Чэнь Тай, к сожалению, был самым обычным сиротой, без каких-либо особых талантов, но отличался от других добрым и бескорыстным сердцем, скромностью и усердием. К его мягкому характеру прибавлялась приятная, изящная наружность и одухотворенное лицо, что делало Чэнь Тая идеальным послушником ордена. К двадцати годам он добился места старшего адепта и стал брать кое-каких учеников.
В ордене Тяньюань было не много правил, но их все надо было соблюдать, как закон, иначе нарушителя строго судили и могли даже казнить за непослушание. Чэнь Тай свято верил в догмы ордена и считал, что если бы все люди их соблюдали, то зла и беспорядка на земле было бы так мало, что она бы сравнилась с Небесным царством.
Юноша провел каких-то четырнадцать или пятнадцать лет в ордене, живя простой жизнью монастыря, ежедневно молясь и совершая добрые дела. Он часто ходил в ближайшие поселки помогать людям и иногда монахам на церемониях, а все остальное время проводил в библиотеке, изучая сутры и повторяя заклинания. На его попечении еще была его младшая сестра, Чэнь Лань, которая училась с другими послушницами и которую Чэнь Тай очень любил и баловал.
Дни сменялись днями, и однажды до горы Синшань дошла новость о том, что в одной деревне разбушевалась эпидемия, уносящая по несколько десятков жизней каждый день. Чэнь Тай, как только услышал об этом, собрался в путь, оставив все свои дела. Никто не мог отговорить его — на любые возражения он отвечал упрямо:
— Как я могу сидеть сложа руки, зная, что совсем рядом бедные люди мучаются и гибнут? Я же не смогу ни есть, ни спать! Мне вовсе не страшно, я не боюсь ни смерти, ни болезни. Страшнее мне оставаться здесь как ни в чем не бывало наедине с моей совестью.
Чэнь Тай покинул гору Синшань после выполнения своих ежедневных обязанностей.

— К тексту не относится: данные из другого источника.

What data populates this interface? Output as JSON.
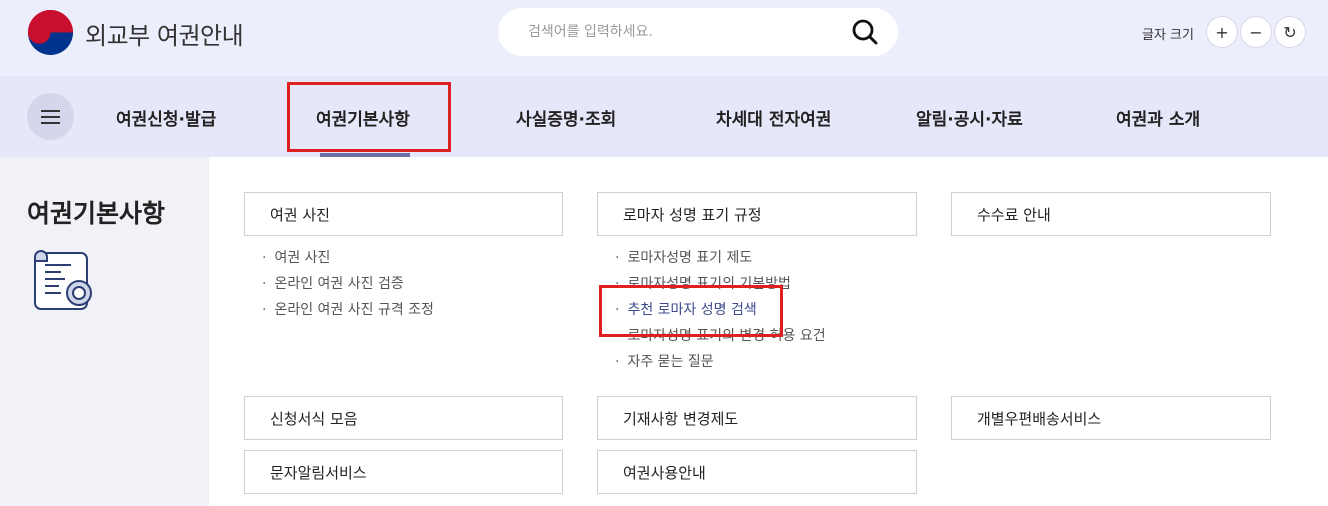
{
  "header": {
    "site_title": "외교부 여권안내",
    "search": {
      "placeholder": "검색어를 입력하세요."
    },
    "font_size": {
      "label": "글자 크기",
      "increase": "+",
      "decrease": "−",
      "reset": "↻"
    }
  },
  "nav": {
    "items": [
      {
        "label": "여권신청·발급"
      },
      {
        "label": "여권기본사항"
      },
      {
        "label": "사실증명·조회"
      },
      {
        "label": "차세대 전자여권"
      },
      {
        "label": "알림·공시·자료"
      },
      {
        "label": "여권과 소개"
      }
    ]
  },
  "sidebar": {
    "title": "여권기본사항"
  },
  "content": {
    "sections": [
      {
        "title": "여권 사진",
        "items": [
          "여권 사진",
          "온라인 여권 사진 검증",
          "온라인 여권 사진 규격 조정"
        ]
      },
      {
        "title": "로마자 성명 표기 규정",
        "items": [
          "로마자성명 표기 제도",
          "로마자성명 표기의 기본방법",
          "추천 로마자 성명 검색",
          "로마자성명 표기의 변경 허용 요건",
          "자주 묻는 질문"
        ]
      },
      {
        "title": "수수료 안내",
        "items": []
      },
      {
        "title": "신청서식 모음",
        "items": []
      },
      {
        "title": "기재사항 변경제도",
        "items": []
      },
      {
        "title": "개별우편배송서비스",
        "items": []
      },
      {
        "title": "문자알림서비스",
        "items": []
      },
      {
        "title": "여권사용안내",
        "items": []
      }
    ]
  },
  "colors": {
    "header_bg": "#edeefb",
    "nav_bg": "#e6e7f9",
    "active_link": "#3d4a8c",
    "annotation_red": "#e02020"
  }
}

Он отправился в деревню, где без сна и отдыха совершал молитвы за души усопших и помогал, чем мог, лекарям, рабочим и пострадавшим. Несколько месяцев он провел в деревне, пока бушевала болезнь, днем работал, где требовалась помощь, а ночами приглядывал за больными. Его щедрость и сострадание не оставались незамеченными, и тронутые жители деревни чуть ли не превозносили его в божества. Это ужасно смущало Чэнь Тая, и, когда беда миновала, он незаметно покинул деревню.

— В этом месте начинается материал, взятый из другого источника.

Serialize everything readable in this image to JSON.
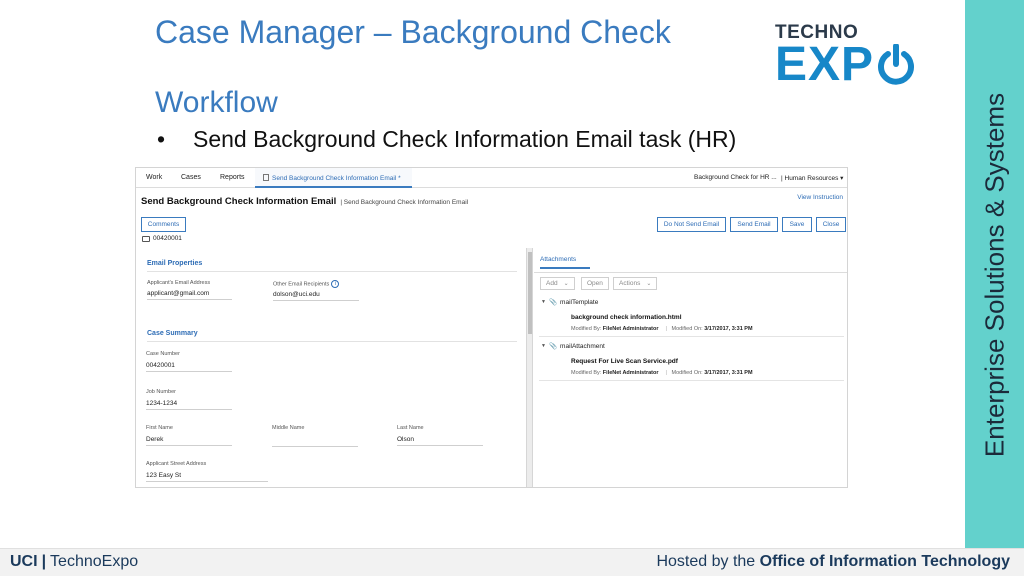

Путь обратно был долгим, а Чэнь Тай был по-настоящему изможден после такой тяжелой работы, а потому плелся еле-еле в горку, опираясь на корявую палку. На третий день пути, к вечеру, он подошел к лесу, за которым возвышался пик Синшань, и хотел было отдохнуть, как на дорогу перед ним высыпала банда разбойников. Они держали ножи и мечи наготове, а их лица скрывали черные повязки. Сердце Чэнь Тая ухнуло в пятки.
— Отдавай кошелек! — скомандовал главарь банды, угрожающе махнув ножом.
— У меня его нет, — испуганно ответил Чэнь Тай.
Мужчины глумливо рассмеялись:
— Да кто тебе поверит? Отдавай, коли жизнь дорога, святоша!
Но у Чэнь Тая и правда не было ни копейки. Когда у него появлялись деньги, он сразу чувствовал себя неловко и тратил их куда угодно, лишь бы они не лежали в кармане. Он покупал еду бездомным, игрушки детям, теплую одежду беднякам или же закупался бумагой для ордена, чтобы ученики практиковали каллиграфию сколько душе угодно.
— Можете раздеть меня догола и перетряхнуть мою одежду, но в ней вы не найдете кошелька, — сказал он удрученно, разведя руками. — Мне жаль вас огорчать.
Разбойники переглянулись и, посовещавшись с главарем, выкрикнули:
— Тогда мы заставим твою семью платить за тебя выкуп!
Чэнь Тай снова развел руками:
— У меня нет семьи, я сирота. Я служу на горе Синшань и не имею никакой власти. Отпустите меня, и я помолюсь за вас.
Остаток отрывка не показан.